Das Begegnungszentrum ist kürzlich abgerissen worden. Damit wurde ein Ratsbeschluss aus dem Jahr 2007 umgesetzt. Seit dem 1. Februar ist die Altenarbeit übergangsweise im Urbanhaus der Katholischen Kirchengemeinde untergebracht. Die Tanzgruppe trifft sich montags im Saal des GVS-Altenzentrums in Ende. Die neue Begegnungsstätte wird derzeit errichtet. Auf ziemlich genau 100 Quadratmetern entsteht ein neuer und moderner Treffpunkt der Ender Senioren. Die Unterteilung des Raumes ist mittels mobiler Schiebewände problemlos möglich. Zudem bekommt die Begegnungsstätte eine Terrasse. Die Fertigstellung ist für April 2012 geplant.

Schule

Das sozialverträgliche Auslaufen der Grundschule Kirchende ist vom Rat der Stadt beschlossen. Der Umzug in das modernere Gebäude erscheint sinnvoll. In enger Abstimmung zwischen Schule, Schulamt und dem städtischen Gebäudemanagement ist ein Entwurf für eine Ertüchtigung des Schulgebäudes entstanden. Im Erdgeschoss, der Haupteingangsebene, soll das Schulleben stattfinden. Hier ist rund um die neu geplante Aula die Anordnung der insgesamt sechs Klassenräume geplant. Im Untergeschoss soll die Halb- und Ganztagsbetreuung sowie die Musikalische Früherziehung untergebracht werden. Das Dachgeschoss könnte nach Umbau dann überwiegend durch die Schulverwaltung genutzt werden.

Das bestehende Dach müsste abgebrochen und als Pultdach neu ausgebildet werden. Dadurch kann die komplette Fläche (circa 670 qm) genutzt werden. Die räumlich notwendige Erweiterung wird somit nahezu innerhalb der bestehenden Gebäudehülle angestrebt. Das letzte Wort hat der Rat.

Jugend

Kürzlich wurde eine Befragung der Herdecker Schüler an den weiterführenden Schulen durchgeführt. Ziel war es, Aussagen über das Freizeitverhalten zu erhalten, um so ein auf die Bedürfnisse der Kinder und Jugendlichen zugeschnittenes Angebot machen zu können. Insgesamt sind knapp 700 Fragebögen ausgewertet worden. Mit diesen Erkenntnissen hat sich im weiteren Verlauf eine Arbeitsgruppe, bestehend aus Fachleuten des Jugendamtes, beschäftigt.

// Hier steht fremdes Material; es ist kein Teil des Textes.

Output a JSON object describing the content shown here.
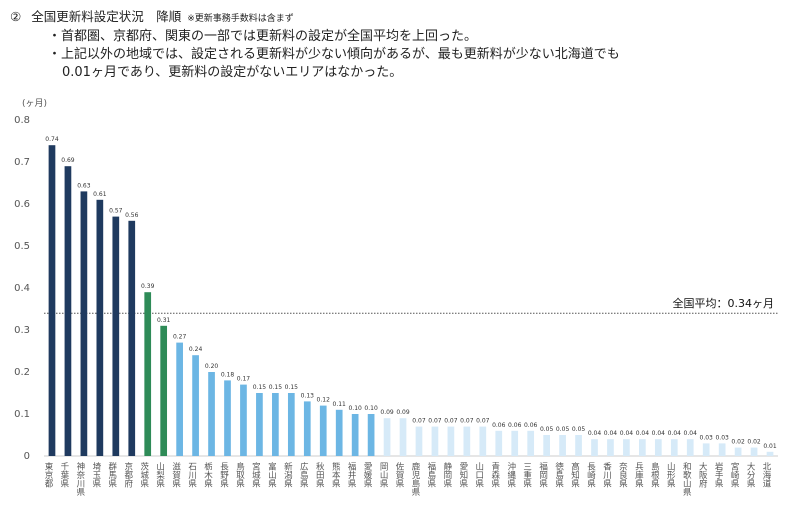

Die Schüler wünschen sich ein differenziertes Angebot für Kinder und Jugendliche. Die Jugendlichen bevorzugen zum Beispiel eine Art Jugendcafé, wo man unter sich sein kann. In Ende könnte sich das Angebot für Kinder und Jugendliche an den zukünftigen Standort der Grundschule im Dorf andocken. Eine enge Verzahnung zwischen Schule, Ganztagsbetreuung und der offenen Kinder- und Jugendarbeit wurde von den Beteiligten als vorteilhaft eingeschätzt.

Eine weitere wichtige Erkenntnis aus der Fragebogenaktion ist, dass aktuell der überwiegende Teil der Besucher in den Häusern der offenen Tür Hauptschüler und Schüler der Albert-Schweitzer-Schule sind. Realschüler und Gymnasiasten nehmen das Angebot kaum an. Als Gründe gaben diese an, dass sie das Angebot einfach nicht ansprechen würde. Hier könnte ein möglicher Ansatz sein, über Trendsportarten beide Zielgruppen zu erreichen.